Het gaat er dus om in welke relatie tot God je wil gaan staan. Als je dieper in het hart van God kijkt dan de wetten je bieden, zie je genade, goedheid, liefde en zijn grote verlangen een relatie met je aan te gaan. Kijk je niet dieper, maar blijf je je concentreren op de strenge wetten en de straffen op ongehoorzaamheid, dan zul je altijd vol van angst blijven, want je faalt voortdurend die wettne na te komen.

Het principiële verschil tussen de gelovige onder het Oude Verbond, die de Here vreesde en de gelovige van het N. T.

De O.T. gelovige kende God als Schepper en Verbondsgod en moest zich zo strikt mogelijk houden aan al zijn wetten. De relatie was er dus één, die het beste gedefinieerd kan worden als die van onderdaan t.o.v. Heerser, Wetgever en Rechter.

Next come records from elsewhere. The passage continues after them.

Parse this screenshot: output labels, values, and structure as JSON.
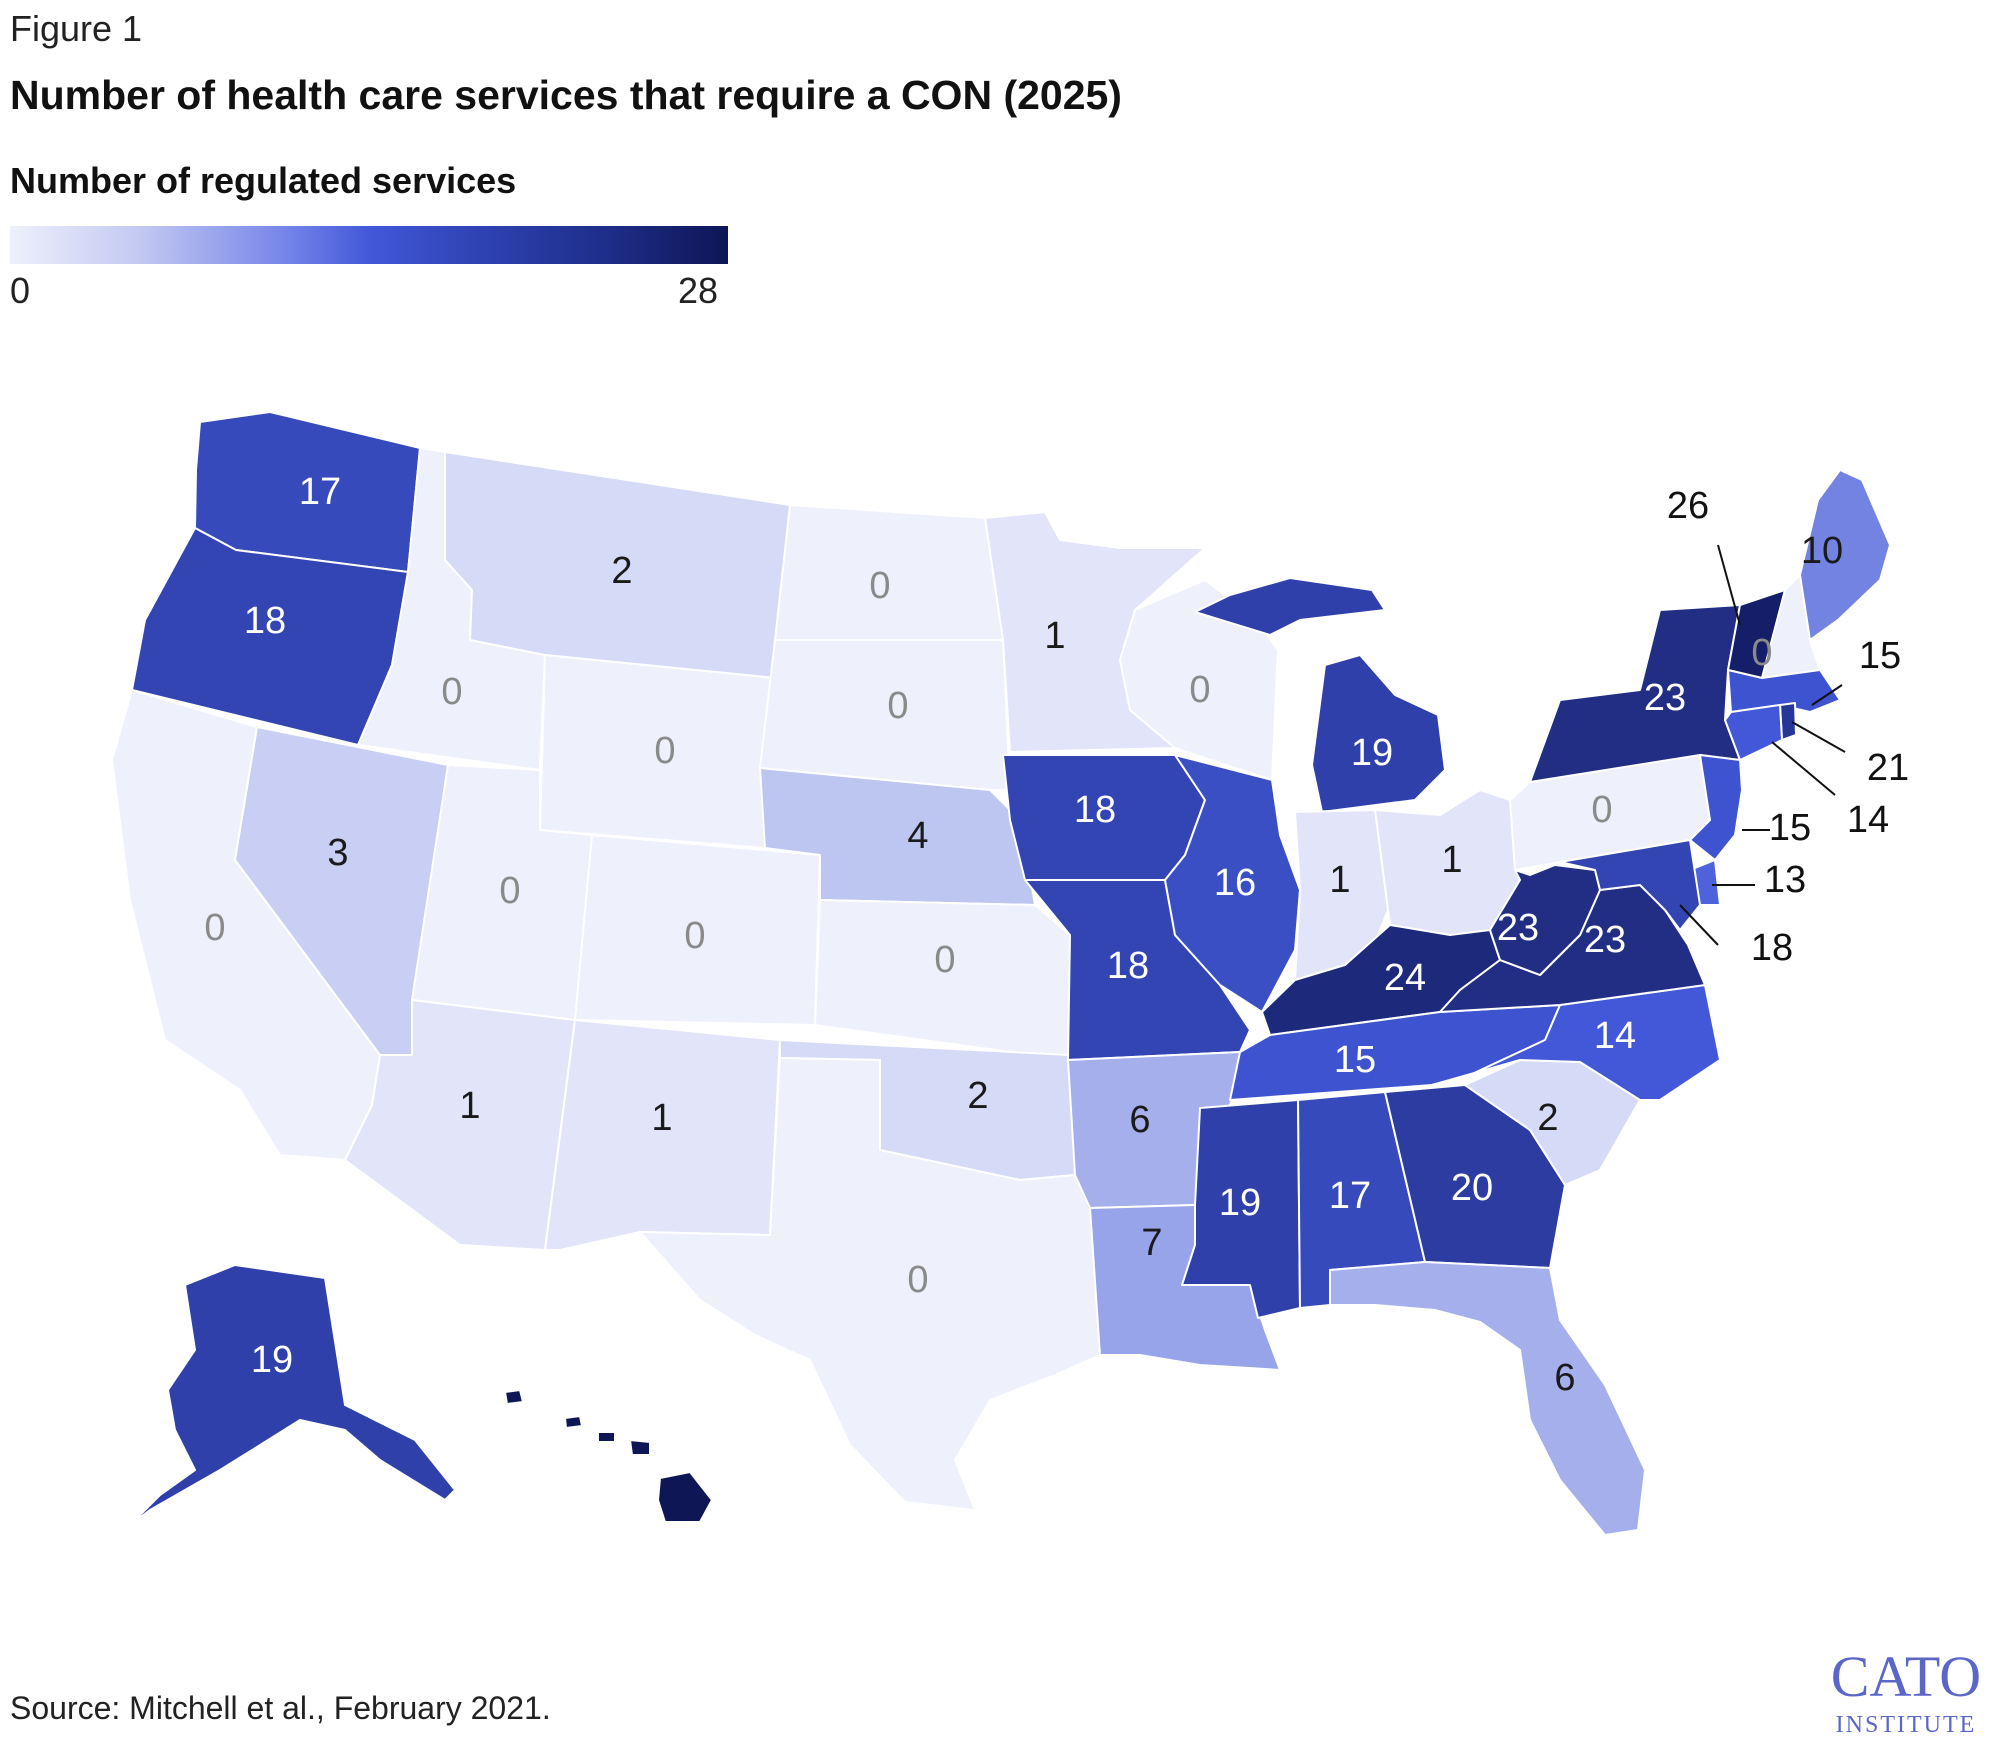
{
  "figure_label": "Figure 1",
  "title": "Number of health care services that require a CON (2025)",
  "legend": {
    "title": "Number of regulated services",
    "min_label": "0",
    "max_label": "28",
    "min": 0,
    "max": 28,
    "color_low": "#eef0fb",
    "color_mid": "#4258d8",
    "color_high": "#0e1656"
  },
  "source": "Source: Mitchell et al., February 2021.",
  "logo": {
    "line1": "CATO",
    "line2": "INSTITUTE"
  },
  "states": [
    {
      "id": "WA",
      "value": "17"
    },
    {
      "id": "OR",
      "value": "18"
    },
    {
      "id": "CA",
      "value": "0"
    },
    {
      "id": "ID",
      "value": "0"
    },
    {
      "id": "NV",
      "value": "3"
    },
    {
      "id": "MT",
      "value": "2"
    },
    {
      "id": "WY",
      "value": "0"
    },
    {
      "id": "UT",
      "value": "0"
    },
    {
      "id": "AZ",
      "value": "1"
    },
    {
      "id": "CO",
      "value": "0"
    },
    {
      "id": "NM",
      "value": "1"
    },
    {
      "id": "ND",
      "value": "0"
    },
    {
      "id": "SD",
      "value": "0"
    },
    {
      "id": "NE",
      "value": "4"
    },
    {
      "id": "KS",
      "value": "0"
    },
    {
      "id": "OK",
      "value": "2"
    },
    {
      "id": "TX",
      "value": "0"
    },
    {
      "id": "MN",
      "value": "1"
    },
    {
      "id": "IA",
      "value": "18"
    },
    {
      "id": "MO",
      "value": "18"
    },
    {
      "id": "AR",
      "value": "6"
    },
    {
      "id": "LA",
      "value": "7"
    },
    {
      "id": "WI",
      "value": "0"
    },
    {
      "id": "IL",
      "value": "16"
    },
    {
      "id": "MI",
      "value": "19"
    },
    {
      "id": "IN",
      "value": "1"
    },
    {
      "id": "OH",
      "value": "1"
    },
    {
      "id": "KY",
      "value": "24"
    },
    {
      "id": "TN",
      "value": "15"
    },
    {
      "id": "MS",
      "value": "19"
    },
    {
      "id": "AL",
      "value": "17"
    },
    {
      "id": "GA",
      "value": "20"
    },
    {
      "id": "FL",
      "value": "6"
    },
    {
      "id": "SC",
      "value": "2"
    },
    {
      "id": "NC",
      "value": "14"
    },
    {
      "id": "VA",
      "value": "23"
    },
    {
      "id": "WV",
      "value": "23"
    },
    {
      "id": "PA",
      "value": "0"
    },
    {
      "id": "NY",
      "value": "23"
    },
    {
      "id": "VT",
      "value": "26"
    },
    {
      "id": "NH",
      "value": "0"
    },
    {
      "id": "ME",
      "value": "10"
    },
    {
      "id": "MA",
      "value": "15"
    },
    {
      "id": "RI",
      "value": "21"
    },
    {
      "id": "CT",
      "value": "14"
    },
    {
      "id": "NJ",
      "value": "15"
    },
    {
      "id": "DE",
      "value": "13"
    },
    {
      "id": "MD",
      "value": "18"
    },
    {
      "id": "AK",
      "value": "19"
    },
    {
      "id": "HI",
      "value": "28"
    }
  ]
}
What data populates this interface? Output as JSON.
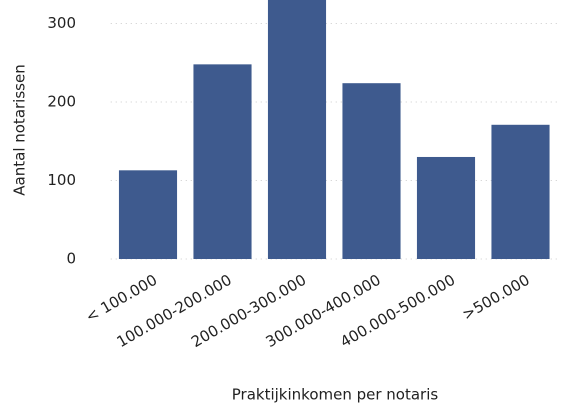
{
  "chart_data": {
    "type": "bar",
    "categories": [
      "< 100.000",
      "100.000-200.000",
      "200.000-300.000",
      "300.000-400.000",
      "400.000-500.000",
      ">500.000"
    ],
    "values": [
      113,
      248,
      330,
      224,
      130,
      171
    ],
    "color": "#3e5a8e",
    "ylim": [
      0,
      330
    ],
    "yticks": [
      0,
      100,
      200,
      300
    ],
    "grid": true,
    "ylabel": "Aantal notarissen",
    "xlabel": "Praktijkinkomen per notaris"
  }
}
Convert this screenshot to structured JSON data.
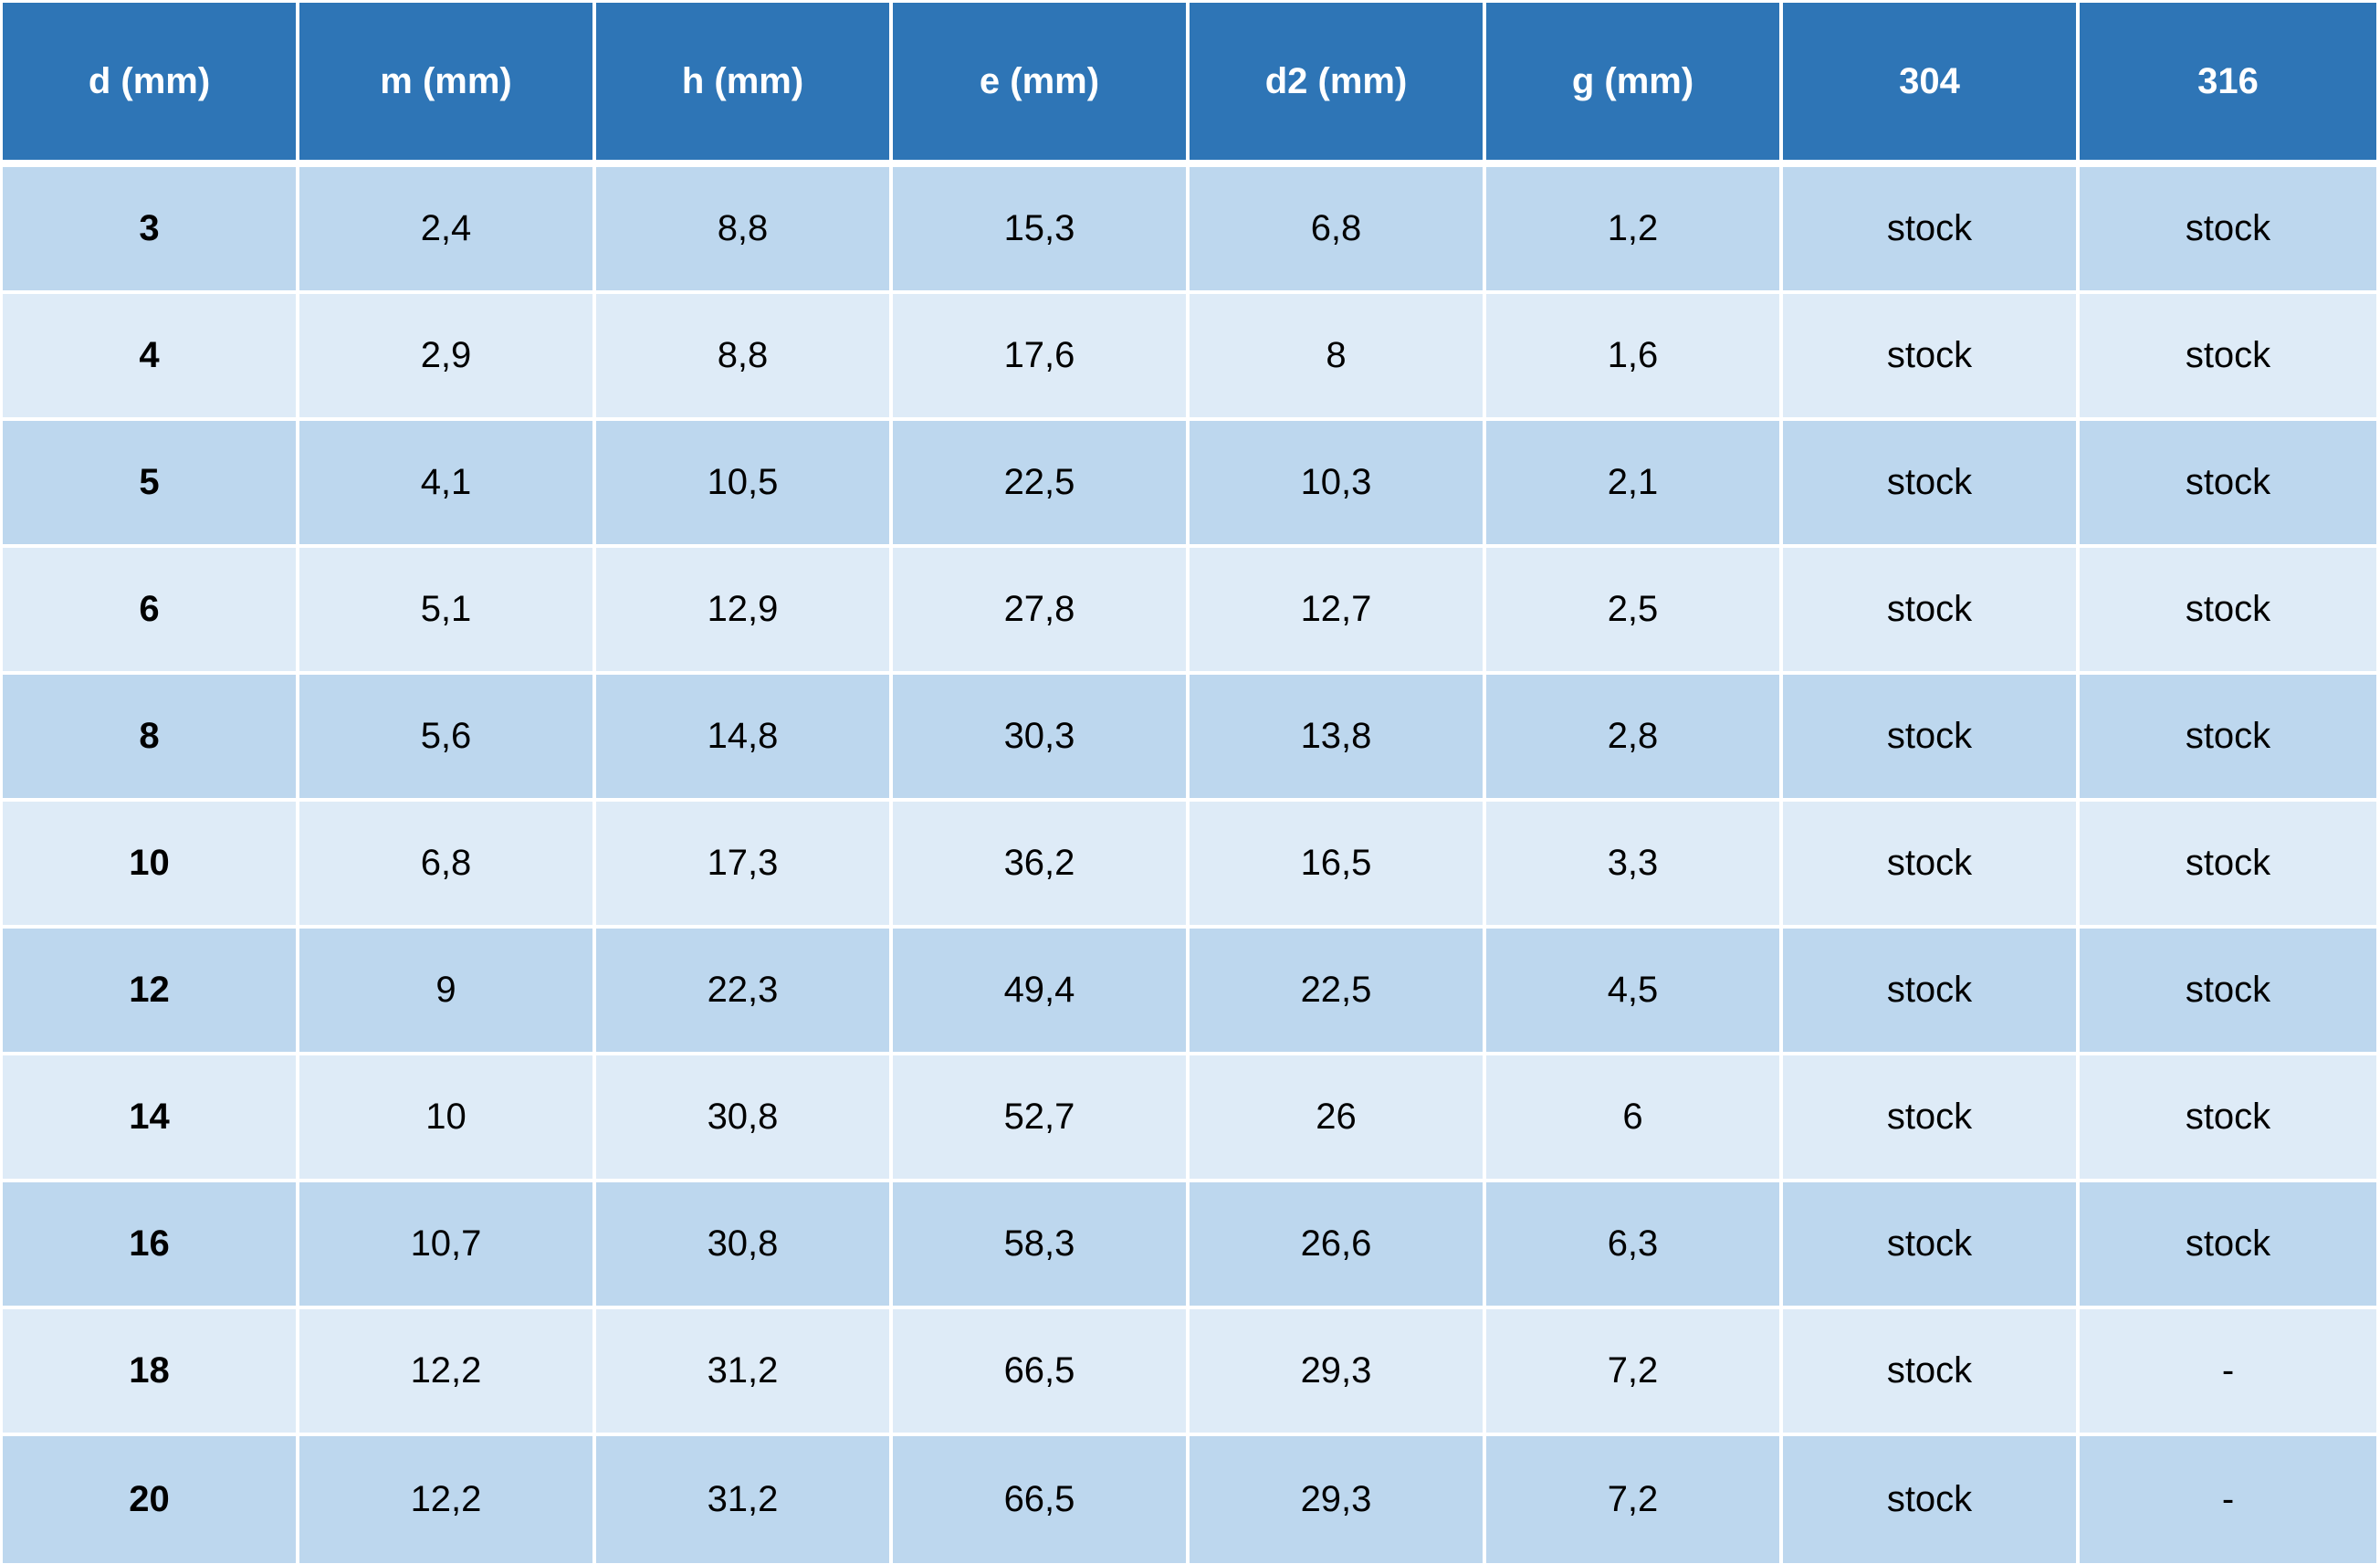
{
  "table": {
    "headers": [
      "d (mm)",
      "m (mm)",
      "h (mm)",
      "e (mm)",
      "d2 (mm)",
      "g (mm)",
      "304",
      "316"
    ],
    "rows": [
      [
        "3",
        "2,4",
        "8,8",
        "15,3",
        "6,8",
        "1,2",
        "stock",
        "stock"
      ],
      [
        "4",
        "2,9",
        "8,8",
        "17,6",
        "8",
        "1,6",
        "stock",
        "stock"
      ],
      [
        "5",
        "4,1",
        "10,5",
        "22,5",
        "10,3",
        "2,1",
        "stock",
        "stock"
      ],
      [
        "6",
        "5,1",
        "12,9",
        "27,8",
        "12,7",
        "2,5",
        "stock",
        "stock"
      ],
      [
        "8",
        "5,6",
        "14,8",
        "30,3",
        "13,8",
        "2,8",
        "stock",
        "stock"
      ],
      [
        "10",
        "6,8",
        "17,3",
        "36,2",
        "16,5",
        "3,3",
        "stock",
        "stock"
      ],
      [
        "12",
        "9",
        "22,3",
        "49,4",
        "22,5",
        "4,5",
        "stock",
        "stock"
      ],
      [
        "14",
        "10",
        "30,8",
        "52,7",
        "26",
        "6",
        "stock",
        "stock"
      ],
      [
        "16",
        "10,7",
        "30,8",
        "58,3",
        "26,6",
        "6,3",
        "stock",
        "stock"
      ],
      [
        "18",
        "12,2",
        "31,2",
        "66,5",
        "29,3",
        "7,2",
        "stock",
        "-"
      ],
      [
        "20",
        "12,2",
        "31,2",
        "66,5",
        "29,3",
        "7,2",
        "stock",
        "-"
      ]
    ]
  },
  "colors": {
    "header_bg": "#2e75b6",
    "row_odd_bg": "#bdd7ee",
    "row_even_bg": "#deebf7",
    "grid_lines": "#ffffff"
  }
}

De N.T. gelovige mag God leren kennen als zijn Vader, die zonden om Jezus’ wil vergeeft, die genade voor recht laat gelden en aan wie wij als Vader onderdanig zullen zijn en aan Hem in die hoedanigheid ook verantwoording verschuldigd zijn.

Er is er iets dat diep betreurenswaardig is: Door eenzijdige prediking over God als een straffend Opperwezen, met de verdoemenis als definitieve straf, zijn er ook veel Christenen, die in hun beleving van God in dit beeld van God zijn blijven steken. Zij kunnen niet in een gezonde relatie met God groeien, één van liefdevol respect en heilige bewondering. Daarbij ook nog het volgende: Als er een slechte vader is geweest, die perfectie eiste en altijd streng en zwaar strafte is het vaderbeeld van het kind negatief ingevuld met angst en een lage zelfwaardering. Dit alles beinvloedt negatief het beeld van God. "Is God mijn Vader? Dan zal Hij mij wel streng straffen, want ik ben zo zondig en faal altijd weer....." Gevolg: Angst.

Waarop wil Petrus ons echter wijzen met dit woord: “Wandelt dan met vrees de tijd van uw vreemdelingschap?” Zullen we als Christenen toch ook een zekere angst voor God moeten kennen, want Hij is tenslotte God, de Soeverein, de Almachtige?

Let op wat er staat: “Want indien gij Hem als Vader aanroept...” Hem als Vader aanroepen, dat impliceert de relatie van Vader - kind. Op die relatie moeten we ons concentreren, want die relatie bepaalt de inhoud van onze persoonlijke ‘vrees voor God.’

Door Jezus Christus leren we God wel kennen als een genadig God, een Vader, die van ons houdt en ons het goede geeft en zo worden we echt gelukkig. We weten ons een kind van God, door de Vader bemind - en dat is zo goed voor de ziel! We houden van God, want Hij houdt van ons en dat deed Hij reeds - zo weten we nu - toen we Hem nog niet kenden en ongehoorzaam waren. We genieten van Gods aanwezigheid en van al zijn zegeningen. We krijgen niet genoeg van Hem.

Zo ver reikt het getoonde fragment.